Usage
Input Configuration File
Simulation parameters are read from a text configuration file. A convenient starting point is input/default.cfg, and additional examples are provided under input/. These files select the algorithm, model, system size, numerical thresholds, output settings, and related run parameters.
xDMRG++ reads a custom configuration file from the command line. A typical invocation is:
./xDMRG++ --config path/to/file.cfg
When using a preset build, the full command usually looks more like:
./build/release-cmake-flexiblas-native/xDMRG++ --config input/default.cfg
The full list of configuration namespaces and variables is documented under Settings.
Output Data File
Simulation results are written to an HDF5 file. The output path is set in the input configuration, and by default it is output/output.h5.
The contents of the file depend on the active storage policy. A typical output file may include:
Model parameters and run metadata.
Iteration tables, convergence information, and measurements.
Saved matrix product state data for later analysis.
State data needed to resume a simulation, when the relevant storage settings are enabled.

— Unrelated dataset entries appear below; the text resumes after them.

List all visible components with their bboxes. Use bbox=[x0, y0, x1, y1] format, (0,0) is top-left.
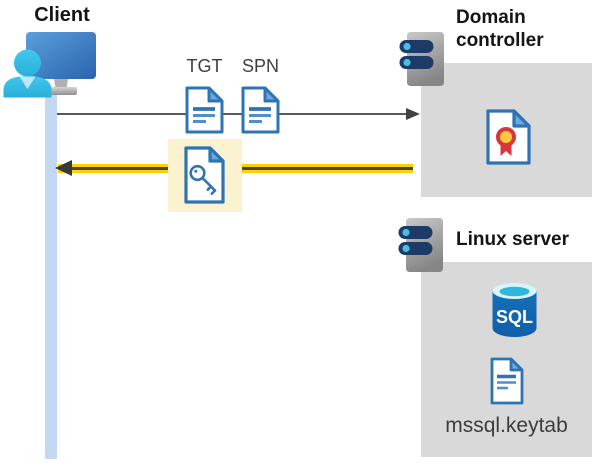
domain-controller-server-icon bbox=[399, 32, 444, 86]
spn-document-icon bbox=[241, 86, 280, 134]
certificate-seal bbox=[496, 127, 516, 147]
keytab-document-icon bbox=[490, 357, 524, 405]
client-user-workstation-icon bbox=[3, 32, 96, 98]
tgt-label: TGT bbox=[186, 56, 223, 76]
linux-server-icon bbox=[398, 218, 443, 272]
domain-controller-title: Domain controller bbox=[456, 7, 544, 51]
key-glyph bbox=[189, 164, 217, 195]
request-arrow-head-icon bbox=[406, 108, 420, 120]
linux-server-title: Linux server bbox=[456, 229, 569, 250]
monitor-stand-neck bbox=[54, 79, 68, 88]
client-lifeline bbox=[45, 92, 57, 459]
spn-label: SPN bbox=[241, 56, 279, 76]
response-arrow-head-icon bbox=[55, 160, 72, 176]
keytab-filename: mssql.keytab bbox=[445, 414, 568, 437]
person-collar bbox=[19, 76, 36, 89]
person-head bbox=[14, 49, 41, 77]
request-arrow-line bbox=[57, 113, 407, 115]
client-title: Client bbox=[34, 4, 90, 26]
tgt-document-icon bbox=[185, 86, 224, 134]
key-document-icon bbox=[184, 146, 225, 204]
sql-icon-label: SQL bbox=[496, 307, 533, 327]
certificate-document-icon bbox=[486, 109, 531, 165]
sql-database-icon: SQL bbox=[492, 283, 537, 337]
monitor-screen bbox=[26, 32, 96, 79]
monitor-stand-base bbox=[45, 87, 77, 95]
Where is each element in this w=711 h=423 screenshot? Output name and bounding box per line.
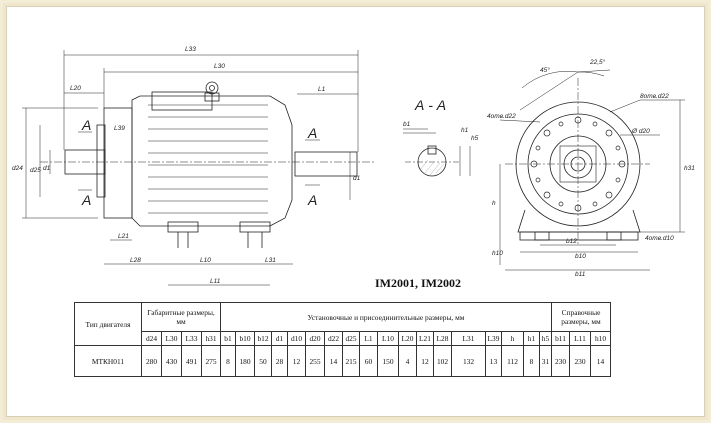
section-label: А - А [414, 97, 446, 113]
table-cell: 180 [235, 345, 255, 377]
table-cell: 12 [416, 345, 434, 377]
column-header: L21 [416, 331, 434, 346]
column-header: h1 [523, 331, 540, 346]
table-cell: 215 [342, 345, 360, 377]
table-cell: 275 [201, 345, 221, 377]
column-header: d10 [287, 331, 306, 346]
view-a-1: A [81, 117, 91, 133]
column-header: d25 [342, 331, 360, 346]
dim-b1: b1 [403, 121, 411, 128]
dim-h31: h31 [684, 165, 695, 172]
dimensions-table: Тип двигателя Габаритные размеры, мм Уст… [74, 302, 611, 377]
view-a-3: A [307, 125, 317, 141]
dim-h: h [492, 200, 496, 207]
dim-d25: d25 [30, 167, 41, 174]
dim-b12: b12 [566, 238, 577, 245]
table-cell: 50 [254, 345, 272, 377]
table-cell: 230 [551, 345, 570, 377]
table-cell: 28 [271, 345, 288, 377]
dim-L21: L21 [118, 233, 129, 240]
dim-L1: L1 [318, 86, 326, 93]
dim-22deg: 22,5° [589, 58, 606, 66]
dim-8holes: 8отв.d22 [640, 93, 669, 100]
dim-d24: d24 [12, 165, 23, 172]
dim-L33: L33 [185, 46, 196, 53]
column-header: b12 [254, 331, 272, 346]
table-cell: 491 [181, 345, 202, 377]
table-cell: 60 [359, 345, 378, 377]
column-header: d22 [324, 331, 343, 346]
dim-4holes: 4отв.d22 [487, 113, 516, 120]
dim-h10: h10 [492, 250, 503, 257]
dim-d1: d1 [43, 165, 51, 172]
column-header: L31 [451, 331, 486, 346]
table-cell: 12 [287, 345, 306, 377]
column-header: h5 [539, 331, 552, 346]
dim-L20: L20 [70, 85, 81, 92]
group-install: Установочные и присоединительные размеры… [220, 302, 552, 332]
table-cell: 280 [141, 345, 162, 377]
row-label: МТКН011 [74, 345, 142, 377]
column-header: b11 [551, 331, 570, 346]
column-header: L10 [377, 331, 399, 346]
dim-holes-base: 4отв.d10 [645, 235, 674, 242]
dim-45deg: 45° [540, 66, 550, 74]
column-header: d1 [271, 331, 288, 346]
table-cell: 14 [324, 345, 343, 377]
column-header: L11 [569, 331, 591, 346]
column-header: L39 [485, 331, 502, 346]
table-cell: 230 [569, 345, 591, 377]
table-cell: 31 [539, 345, 552, 377]
dim-h1: h1 [461, 127, 469, 134]
dim-L10: L10 [200, 257, 211, 264]
column-header: L20 [398, 331, 417, 346]
column-header: L1 [359, 331, 378, 346]
right-shaft [294, 151, 358, 177]
column-header: b1 [220, 331, 236, 346]
dim-L31: L31 [265, 257, 276, 264]
dim-b11: b11 [575, 271, 586, 278]
table-cell: 13 [485, 345, 502, 377]
table-cell: 112 [501, 345, 524, 377]
column-header: L28 [433, 331, 452, 346]
dim-d20: Ø d20 [631, 128, 650, 135]
group-gabarit: Габаритные размеры, мм [141, 302, 221, 332]
column-header: L33 [181, 331, 202, 346]
column-header: h10 [590, 331, 611, 346]
view-a-2: A [81, 192, 91, 208]
column-header: h [501, 331, 524, 346]
table-cell: 255 [305, 345, 325, 377]
view-a-4: A [307, 192, 317, 208]
dim-L28: L28 [130, 257, 141, 264]
drawing-caption: IM2001, IM2002 [375, 276, 461, 290]
column-header: d24 [141, 331, 162, 346]
dim-d1-right: d1 [353, 175, 361, 182]
column-header: L30 [161, 331, 182, 346]
dim-L30: L30 [214, 63, 225, 70]
table-cell: 8 [523, 345, 540, 377]
table-cell: 4 [398, 345, 417, 377]
column-header: b10 [235, 331, 255, 346]
table-cell: 150 [377, 345, 399, 377]
table-cell: 132 [451, 345, 486, 377]
table-cell: 8 [220, 345, 236, 377]
group-ref: Справочные размеры, мм [551, 302, 611, 332]
dim-b10: b10 [575, 253, 586, 260]
table-cell: 430 [161, 345, 182, 377]
dim-h5: h5 [471, 135, 479, 142]
dim-L39: L39 [114, 125, 125, 132]
dim-L11: L11 [210, 278, 221, 285]
table-cell: 102 [433, 345, 452, 377]
type-header: Тип двигателя [74, 302, 142, 346]
motor-body [131, 95, 293, 227]
column-header: d20 [305, 331, 325, 346]
column-header: h31 [201, 331, 221, 346]
table-cell: 14 [590, 345, 611, 377]
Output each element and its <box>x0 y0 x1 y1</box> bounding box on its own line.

To inspect the data you can use any HDF5 viewer, such as HDF Compass or HDFView.
Model Hamiltonians
The code currently includes the following one-dimensional model Hamiltonians:
ModelType::ising_sdual: The self-dual transverse-field Ising model.ModelType::ising_tf_rf: The transverse-field Ising model with random on-site field.ModelType::ising_majorana: The Ising-Majorana model.ModelType::xxz: The XXZ spin chain.ModelType::lbit: The l-bit Hamiltonian, used to describe a many-body localized phase in terms of local integrals of motion.
These Hamiltonians are implemented as matrix product operators under source/tensors/model. The corresponding configuration variables live in source/config/settings.h, and the active model is selected in the input file with model::model_type.
Adding a new model currently means implementing a new MPO site class and deriving it from MpoSite, following the structure of the existing models.